Der Bericht über dieses Ereignis ist im Alten Testament zu finden; dort lesen wir, daß sich unter den vom König auserwählten, im Exil lebenden Leuten Daniel, Schadrach, Meschach und Abed-Nego befanden. Aus religiöser Überzeugung verweigerten diese vier die ihnen vom Hof zugedachte besondere Speise. Es heißt: „Daniel nahm sich in seinem Herzen vor, daß er sich... nicht unrein machen wollte.“
Daniel bat darum, daß man ihm und seinen drei Freunden erlauben möge, sich zehn Tage lang zu bewähren. Während die anderen jungen Männer, die ausgebildet wurden, des Königs Wein trinken und die besonderen Speisen des Königs essen würden, wollten Daniel und seine Freunde nur Gemüse essen und Wasser trinken.
„Nach den zehn Tagen“, berichtet die Bibel, „sahen sie schöner und kräftiger aus als alle jungen Leute, die von des Königs Speise aßen.“ Auf diese Weise „verunreinigten“ sich die jungen Hebräer während der ganzen Zeit ihrer Ausbildung nicht. „Und der König fand sie in allen Sachen, die er sie fragte, zehnmal klüger und verständiger als alle Zeichendeuter und Weisen in seinem ganzen Reich.“ Siehe Dan. 1:1–20.
Dadurch, daß Daniel und seine Freunde für ihren höchsten Begriff von der Reinheit des Gesetzes Gottes einstanden, hatten sie im Grunde bewiesen, daß sie ihre Treue nicht auf zwei Mächte verteilen wollten. Wenn sie auch dem zeitlichen König eine gewisse Untertanenpflicht schuldeten, so blieb doch Gott die endgültige Macht und Autorität in ihrem Leben. Das zeigte sich später auf dramatische Weise, als Schadrach, Meschach und Abed-Nego in den glühenden Ofen geworfen wurden, weil sie sich geweigert hatten, vor dem goldenen Bild niederzufallen, und als Daniel in die Löwengrube gestoßen wurde, weil er trotz eines königlichen Verbots weiterhin zu seinem Gott betete.
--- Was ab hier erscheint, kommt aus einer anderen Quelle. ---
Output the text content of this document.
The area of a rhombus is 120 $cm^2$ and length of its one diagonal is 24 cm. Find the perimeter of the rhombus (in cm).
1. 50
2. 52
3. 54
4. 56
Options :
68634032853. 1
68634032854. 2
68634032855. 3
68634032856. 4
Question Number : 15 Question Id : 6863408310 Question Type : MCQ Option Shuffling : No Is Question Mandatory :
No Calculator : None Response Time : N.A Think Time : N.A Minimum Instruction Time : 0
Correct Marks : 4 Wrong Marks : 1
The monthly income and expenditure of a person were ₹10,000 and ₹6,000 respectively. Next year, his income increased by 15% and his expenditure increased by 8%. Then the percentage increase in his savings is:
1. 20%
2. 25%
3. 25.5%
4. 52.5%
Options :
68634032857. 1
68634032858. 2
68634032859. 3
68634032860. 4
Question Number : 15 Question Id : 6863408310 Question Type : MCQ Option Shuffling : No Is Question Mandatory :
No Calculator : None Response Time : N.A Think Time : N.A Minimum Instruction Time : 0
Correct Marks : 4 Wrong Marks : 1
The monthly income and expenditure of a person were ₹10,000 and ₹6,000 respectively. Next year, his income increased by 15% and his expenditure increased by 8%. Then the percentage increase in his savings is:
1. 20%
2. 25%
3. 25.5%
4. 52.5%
Selbst in diesen Fällen, wo ihnen der sichere Tod drohte, wurden Daniel und seine Freunde gerettet. Durch ihre Treue bewiesen sie, daß die Macht der göttlichen Wahrheit und Liebe über allem stand und sie bewahrte. Die „Speisen“ der Könige — all die Herrlichkeit, der Glanz, das Ansehen oder die von der sogenannten Substanz der Materie beanspruchte Macht — können an das, was das Wort Gottes, der unendliche Geist, verleiht, niemals heranreichen. Gottes Wort nährt und versorgt uns mit der wahren geistigen Substanz der göttlichen Intelligenz, Inspiration, Freude, Gnade und Gerechtigkeit.
Jahrhunderte nach Daniel und seinen Freunden bewies Christus Jesus wie kein anderer zuvor, was es heißt, sein Leben in der Kraft des Wortes Gottes zu führen. Der Meister trat so eindeutig und machtvoll für die Wahrheit ein; er erkannte so klar seine ewige Einheit mit Gott und diente so hingebungsvoll niemand anderem als dem göttlichen Geist, daß er als der Erlöser anerkannt wird. Er zeigt als erhabenes Vorbild, wie man in seinem Leben Gott wirklich konsequent verherrlichen und der Menschheit Heilung, geistiges Licht und Erlösung bringen kann.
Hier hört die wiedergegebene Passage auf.